J’estime que les stipulations du nouvel accord, qui mettent davantage l’accent sur la lutte contre les trafics d’enfants et sur le suivi des mineurs raccompagnés en Roumanie, sont équilibrées et ne méritent pas les vives critiques qui lui ont été adressées par certains.

Je ne prétends pas que la mise en œuvre de cet accord va résoudre tous les problèmes et je profiterai du débat en séance publique pour attirer l’attention du Gouvernement sur les propositions des associations actives auprès des mineurs isolés, visant principalement à renforcer la capacité d’hébergement qui leur est destiné.
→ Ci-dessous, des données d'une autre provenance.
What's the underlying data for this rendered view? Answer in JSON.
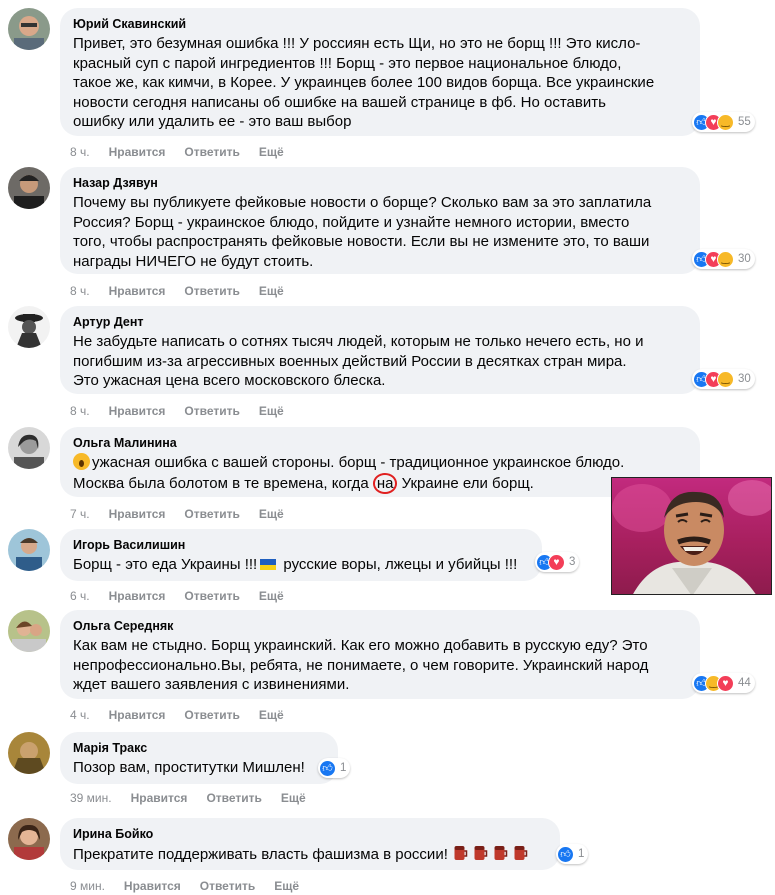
{
  "comments": [
    {
      "author": "Юрий Скавинский",
      "text": "Привет, это безумная ошибка !!! У россиян есть Щи, но это не борщ !!! Это кисло-\nкрасный суп с парой ингредиентов !!! Борщ - это первое национальное блюдо,\nтакое же, как кимчи, в Корее. У украинцев более 100 видов борща. Все украинские\nновости сегодня написаны об ошибке на вашей странице в фб. Но оставить\nошибку или удалить ее - это ваш выбор",
      "time": "8 ч.",
      "reactions": [
        "like",
        "love",
        "haha"
      ],
      "reaction_count": "55"
    },
    {
      "author": "Назар Дзявун",
      "text": "Почему вы публикуете фейковые новости о борще? Сколько вам за это заплатила\nРоссия? Борщ - украинское блюдо, пойдите и узнайте немного истории, вместо\nтого, чтобы распространять фейковые новости. Если вы не измените это, то ваши\nнаграды НИЧЕГО не будут стоить.",
      "time": "8 ч.",
      "reactions": [
        "like",
        "love",
        "haha"
      ],
      "reaction_count": "30"
    },
    {
      "author": "Артур Дент",
      "text": "Не забудьте написать о сотнях тысяч людей, которым не только нечего есть, но и\nпогибшим из-за агрессивных военных действий России в десятках стран мира.\nЭто ужасная цена всего московского блеска.",
      "time": "8 ч.",
      "reactions": [
        "like",
        "love",
        "haha"
      ],
      "reaction_count": "30"
    },
    {
      "author": "Ольга Малинина",
      "text_part1": "ужасная ошибка с вашей стороны. борщ - традиционное украинское блюдо.\nМосква была болотом в те времена, когда ",
      "text_highlight": "на",
      "text_part2": " Украине ели борщ.",
      "time": "7 ч."
    },
    {
      "author": "Игорь Василишин",
      "text_part1": "Борщ - это еда Украины !!!",
      "text_part2": " русские воры, лжецы и убийцы !!!",
      "time": "6 ч.",
      "reactions": [
        "like",
        "love"
      ],
      "reaction_count": "3"
    },
    {
      "author": "Ольга Середняк",
      "text": "Как вам не стыдно. Борщ украинский. Как его можно добавить в русскую еду? Это\nнепрофессионально.Вы, ребята, не понимаете, о чем говорите. Украинский народ\nждет вашего заявления с извинениями.",
      "time": "4 ч.",
      "reactions": [
        "like",
        "haha",
        "love"
      ],
      "reaction_count": "44"
    },
    {
      "author": "Марія Тракс",
      "text": "Позор вам, проститутки Мишлен!",
      "time": "39 мин.",
      "reactions": [
        "like"
      ],
      "reaction_count": "1"
    },
    {
      "author": "Ирина Бойко",
      "text": "Прекратите поддерживать власть фашизма в россии!",
      "time": "9 мин.",
      "reactions": [
        "like"
      ],
      "reaction_count": "1"
    }
  ],
  "action_labels": {
    "like": "Нравится",
    "reply": "Ответить",
    "more": "Ещё"
  },
  "colors": {
    "bubble": "#f0f2f5",
    "meta": "#8a8d91",
    "like": "#1877f2",
    "love": "#f33e58",
    "haha": "#f7b928",
    "highlight": "#e02020"
  }
}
La France comme l’Union européenne devraient aussi être attentives à ce que la Roumanie consacre des moyens suffisants aux mesures de protection des mineurs, malgré le contexte de crise qui la pousse à faire des économies drastiques et menace de remettre en cause les réels progrès accomplis en la matière.

Cet accord est un instrument utile pour préparer le retour dans leur pays des mineurs isolés roumains, dans la mesure où cette solution apparaît la meilleure pour leur avenir et qu’ils y ont consenti. Je suis donc favorable à l’adoption du présent projet de loi.

M. Christian Bataille. Je veux en préambule de ma courte intervention souligner les mérites de votre rapport même si je vais, au nom du groupe socialiste, arriver aux conclusions inverses. L’accord de 2002 était déjà, en lui-même, insuffisant. Il a donné des résultats décevants, discutables. L’association « hors la rue » souligne que, derrière l’habillage ambitieux de l’accord de 2002, les rapatriements n’étaient qu’une opération logistique de retour au pays. Or l’accord de 2007 est en deçà de celui de 2002. D’ailleurs, vous le dites vous-même dans votre rapport. Le dispositif est en recul : sur la constitution d’un groupement d’ONG françaises, sur les enquêtes sociales, sur le suivi des mineurs, et sur l’élaboration d’un projet pour l’enfant.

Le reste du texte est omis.